A 2011 study by Will Dobie, a Harvard Ph.D. candidate in Public Policy, found that TFA’s admissions measures were associated with improved student achievement in math. In comparing data from the New York City Public Schools with data from the 2007 through 2009 TFA corps in New York City, the study found that students with TFA teachers who had scored high on TFA’s entrance evaluation measures, did better on standardized math tests within the first year.

In Houston, Ketelhut — the teacher — is still a student himself. Even for those who do enter the TFA with a teaching certificate, like Ketelhut, credential requirements vary from state to state.

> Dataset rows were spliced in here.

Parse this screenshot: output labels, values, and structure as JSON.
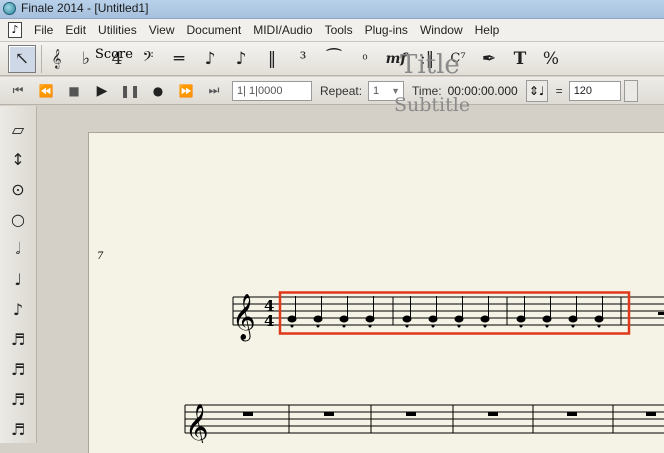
{
  "window": {
    "title": "Finale 2014 - [Untitled1]"
  },
  "menu": {
    "items": [
      "File",
      "Edit",
      "Utilities",
      "View",
      "Document",
      "MIDI/Audio",
      "Tools",
      "Plug-ins",
      "Window",
      "Help"
    ]
  },
  "toolbar": {
    "tools": [
      {
        "name": "selection-tool",
        "glyph": "↖"
      },
      {
        "name": "staff-tool",
        "glyph": "𝄞"
      },
      {
        "name": "key-signature-tool",
        "glyph": "♭"
      },
      {
        "name": "time-signature-tool",
        "glyph": "4"
      },
      {
        "name": "clef-tool",
        "glyph": "𝄢"
      },
      {
        "name": "measure-tool",
        "glyph": "═"
      },
      {
        "name": "simple-entry-tool",
        "glyph": "♪"
      },
      {
        "name": "speedy-entry-tool",
        "glyph": "♪"
      },
      {
        "name": "hyperscribe-tool",
        "glyph": "‖"
      },
      {
        "name": "tuplet-tool",
        "glyph": "³"
      },
      {
        "name": "smart-shape-tool",
        "glyph": "⁀"
      },
      {
        "name": "articulation-tool",
        "glyph": "ͦ"
      },
      {
        "name": "expression-tool",
        "glyph": "mf"
      },
      {
        "name": "repeat-tool",
        "glyph": ":‖"
      },
      {
        "name": "chord-tool",
        "glyph": "C⁷"
      },
      {
        "name": "lyrics-tool",
        "glyph": "✒"
      },
      {
        "name": "text-tool",
        "glyph": "T"
      },
      {
        "name": "resize-tool",
        "glyph": "%"
      }
    ]
  },
  "playback": {
    "counter": "1| 1|0000",
    "repeat_label": "Repeat:",
    "repeat_value": "1",
    "time_label": "Time:",
    "time_value": "00:00:00.000",
    "equals": "=",
    "tempo": "120"
  },
  "palette": {
    "tools": [
      {
        "name": "eraser-tool",
        "glyph": "▱"
      },
      {
        "name": "half-step-tool",
        "glyph": "↕"
      },
      {
        "name": "tie-tool",
        "glyph": "⊙"
      },
      {
        "name": "whole-note-tool",
        "glyph": "○"
      },
      {
        "name": "half-note-tool",
        "glyph": "𝅗𝅥"
      },
      {
        "name": "quarter-note-tool",
        "glyph": "♩"
      },
      {
        "name": "eighth-note-tool",
        "glyph": "♪"
      },
      {
        "name": "sixteenth-note-tool",
        "glyph": "♬"
      },
      {
        "name": "32nd-note-tool",
        "glyph": "♬"
      },
      {
        "name": "64th-note-tool",
        "glyph": "♬"
      },
      {
        "name": "128th-note-tool",
        "glyph": "♬"
      }
    ]
  },
  "score": {
    "label": "Score",
    "title": "Title",
    "subtitle": "Subtitle",
    "time_signature_top": "4",
    "time_signature_bottom": "4",
    "system2_measure_number": "7",
    "selection_color": "#e0381a"
  }
}
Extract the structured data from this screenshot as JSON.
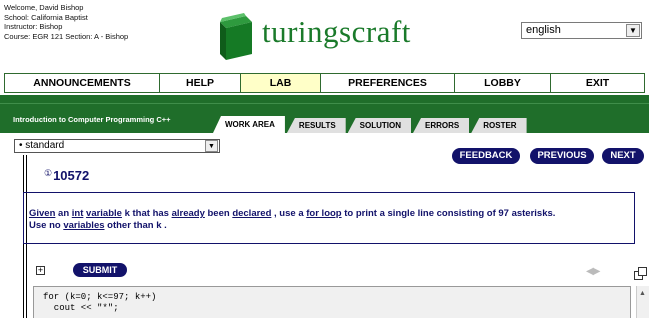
{
  "user": {
    "welcome": "Welcome, David Bishop",
    "school": "School: California Baptist",
    "instructor": "Instructor: Bishop",
    "course": "Course: EGR 121 Section: A - Bishop"
  },
  "brand": {
    "name": "turingscraft",
    "color": "#1a7a2a"
  },
  "language": {
    "selected": "english"
  },
  "nav": {
    "items": [
      {
        "label": "ANNOUNCEMENTS"
      },
      {
        "label": "HELP"
      },
      {
        "label": "LAB",
        "active": true
      },
      {
        "label": "PREFERENCES"
      },
      {
        "label": "LOBBY"
      },
      {
        "label": "EXIT"
      }
    ]
  },
  "course_title": "Introduction to Computer Programming C++",
  "tabs": [
    {
      "label": "WORK AREA",
      "active": true
    },
    {
      "label": "RESULTS"
    },
    {
      "label": "SOLUTION"
    },
    {
      "label": "ERRORS"
    },
    {
      "label": "ROSTER"
    }
  ],
  "mode": {
    "selected": "• standard"
  },
  "actions": {
    "feedback": "FEEDBACK",
    "previous": "PREVIOUS",
    "next": "NEXT"
  },
  "exercise": {
    "number": "10572",
    "info_glyph": "①"
  },
  "problem": {
    "w1": "Given",
    "t1": " an ",
    "w2": "int",
    "t2": " ",
    "w3": "variable",
    "t3": "  k that has ",
    "w4": "already",
    "t4": " been ",
    "w5": "declared",
    "t5": " , use a ",
    "w6": "for loop",
    "t6": "  to print a single line consisting of 97 asterisks.",
    "t7": "Use no ",
    "w7": "variables",
    "t8": " other than  k ."
  },
  "submit_label": "SUBMIT",
  "expand_glyph": "+",
  "arrows": "◀▶",
  "code": "for (k=0; k<=97; k++)\n  cout << \"*\";",
  "colors": {
    "green_band": "#1f6e2a",
    "navy": "#12126a",
    "lab_highlight": "#ffffc8"
  }
}
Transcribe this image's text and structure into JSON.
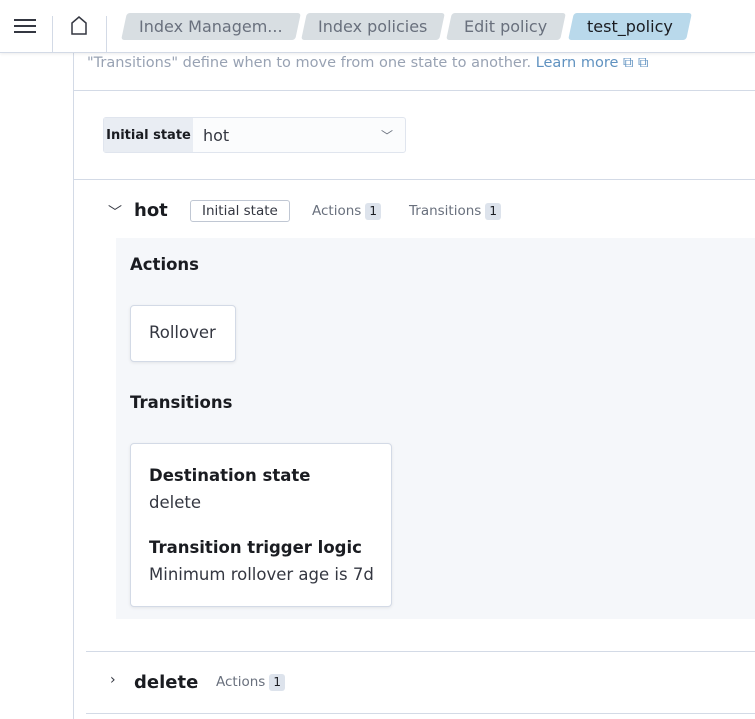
{
  "breadcrumbs": [
    "Index Managem...",
    "Index policies",
    "Edit policy",
    "test_policy"
  ],
  "description": "\"Transitions\" define when to move from one state to another.",
  "learn_more": "Learn more",
  "initial_state": {
    "label": "Initial state",
    "value": "hot"
  },
  "states": [
    {
      "name": "hot",
      "badge": "Initial state",
      "actions_label": "Actions",
      "actions_count": "1",
      "transitions_label": "Transitions",
      "transitions_count": "1",
      "actions_heading": "Actions",
      "action": "Rollover",
      "transitions_heading": "Transitions",
      "dest_label": "Destination state",
      "dest_value": "delete",
      "trigger_label": "Transition trigger logic",
      "trigger_value": "Minimum rollover age is 7d"
    },
    {
      "name": "delete",
      "actions_label": "Actions",
      "actions_count": "1"
    }
  ]
}
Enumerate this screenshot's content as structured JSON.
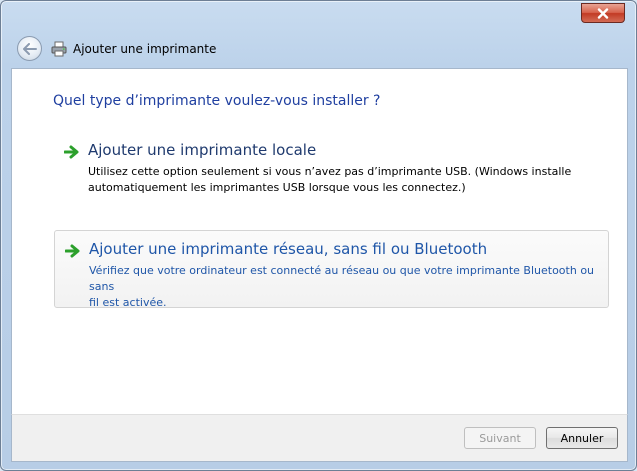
{
  "window": {
    "title": "Ajouter une imprimante",
    "close_icon": "close-icon"
  },
  "nav": {
    "back_icon": "back-arrow-icon",
    "printer_icon": "printer-icon"
  },
  "content": {
    "heading": "Quel type d’imprimante voulez-vous installer ?",
    "options": [
      {
        "title": "Ajouter une imprimante locale",
        "desc_line1": "Utilisez cette option seulement si vous n’avez pas d’imprimante USB. (Windows installe",
        "desc_line2": "automatiquement les imprimantes USB lorsque vous les connectez.)",
        "icon": "green-arrow-icon"
      },
      {
        "title": "Ajouter une imprimante réseau, sans fil ou Bluetooth",
        "desc_line1": "Vérifiez que votre ordinateur est connecté au réseau ou que votre imprimante Bluetooth ou sans",
        "desc_line2": "fil est activée.",
        "icon": "green-arrow-icon",
        "hovered": true
      }
    ]
  },
  "footer": {
    "next_label": "Suivant",
    "next_enabled": false,
    "cancel_label": "Annuler"
  },
  "colors": {
    "heading": "#1f3fa0",
    "link_hover": "#1f56a8",
    "arrow_green": "#2ca02c"
  }
}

Because of Texas’ certification requirements, Ketelhut, who last year earned a dual degree in Education and History, is working to earn an additional credential. This means that in addition to the long hours he spends teaching, he spends six more hours every other Saturday in a different classroom, this time as a student, working to get a certification through a Houston-based charter school network.

Though Ketelhut was “incredibly worried” about the way the other teachers would receive him, it’s worked out well.

“At the end of the day, if you’re a good teacher and you care about the kids, the other teachers who are not with Teach For America have complete respect for you,” he said. “They see that you care about the kids. They see that you’re making a difference.”

Eden Stiffman is the former editor of the Michigan Review. She is a contributor to The College Fix.